(Bloomberg) -- The saga over cryptocurrency regulation took another twist courtesy of a comment buried in a Securities and Exchange Commission lawsuit that hints at a case for US jurisdiction over the Ethereum blockchain.

The suit lodged Monday is against the founder of a crypto investment research firm over allegedly undisclosed incentives linked to an initial coin offering. It also detailed the movement of Ether tokens in relation to the case.

Those Ether transactions originated in America and “were validated by a network of nodes on the Ethereum blockchain which are clustered more densely in the US than in any other country,” the SEC said. “As a result, those transactions took place in the US.”

The comment appears in the 69th paragraph of the 23-page filing, a lowly position which perhaps cautions against reading too much into it. Still, it winks at the possibility of a case for US jurisdiction over the most commercially important blockchain based on where the bulk of its computing happens.

An SEC spokesperson said the regulator didn’t have a comment “beyond public filings.” 

“The bigger issue here is the problems over jurisdiction of blockchain activities more generally,” said Elizabeth Morton, research fellow at Australia’s RMIT Blockchain Innovation Hub. “Multiple jurisdictions with their own regulatory frameworks can make independent claims.”

Over $40 billion is sitting in decentralized-finance applications on Ethereum, which lets users trade, lend and borrow coins, DeFi Llama data shows.

The digital ledger is used by people in many countries.

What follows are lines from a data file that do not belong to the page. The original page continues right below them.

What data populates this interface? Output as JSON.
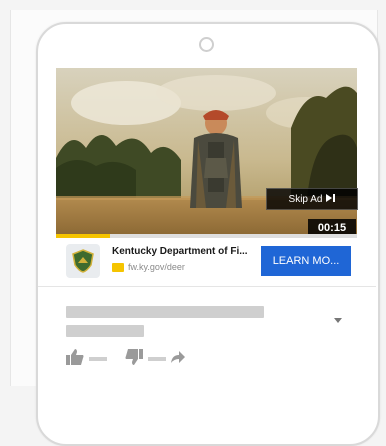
{
  "ad": {
    "skip_label": "Skip Ad",
    "skip_icon": "skip-next-icon",
    "timer": "00:15",
    "progress_fraction": 0.18,
    "progress_color": "#f5c400",
    "title": "Kentucky Department of Fi...",
    "url": "fw.ky.gov/deer",
    "cta_label": "LEARN MO...",
    "cta_color": "#1f66d6"
  },
  "icons": {
    "like": "thumbs-up-icon",
    "dislike": "thumbs-down-icon",
    "share": "share-arrow-icon",
    "expand": "chevron-down-icon"
  }
}
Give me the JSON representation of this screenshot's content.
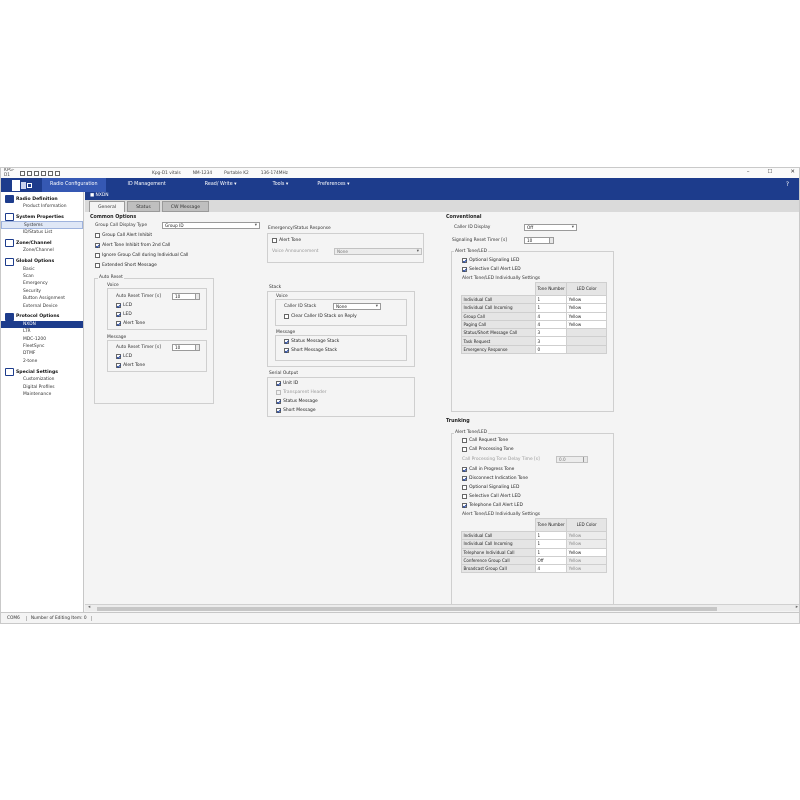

According to Etherscan, about 46% of all Ether nodes -- computers helping to operate and secure the network -- are in the US, followed by nearly 19% in Germany.

The SEC was already circling Ether, the blockchain’s native token, after the digital ledger’s upgrade last week to a much more energy-efficient system. 

SEC Chair Gary Gensler signaled a feature of this revised approach, whereby Ether holders can earn financial rewards by allowing the network to use some of their assets, could fall under securities rules. 

Decentralized blockchains sprawling across computer networks around the globe, and tokens that can make or lose billions of dollars in the blink of an eye, are giving regulators headaches. They are also stirring a contest among agencies for the right to manage oversight.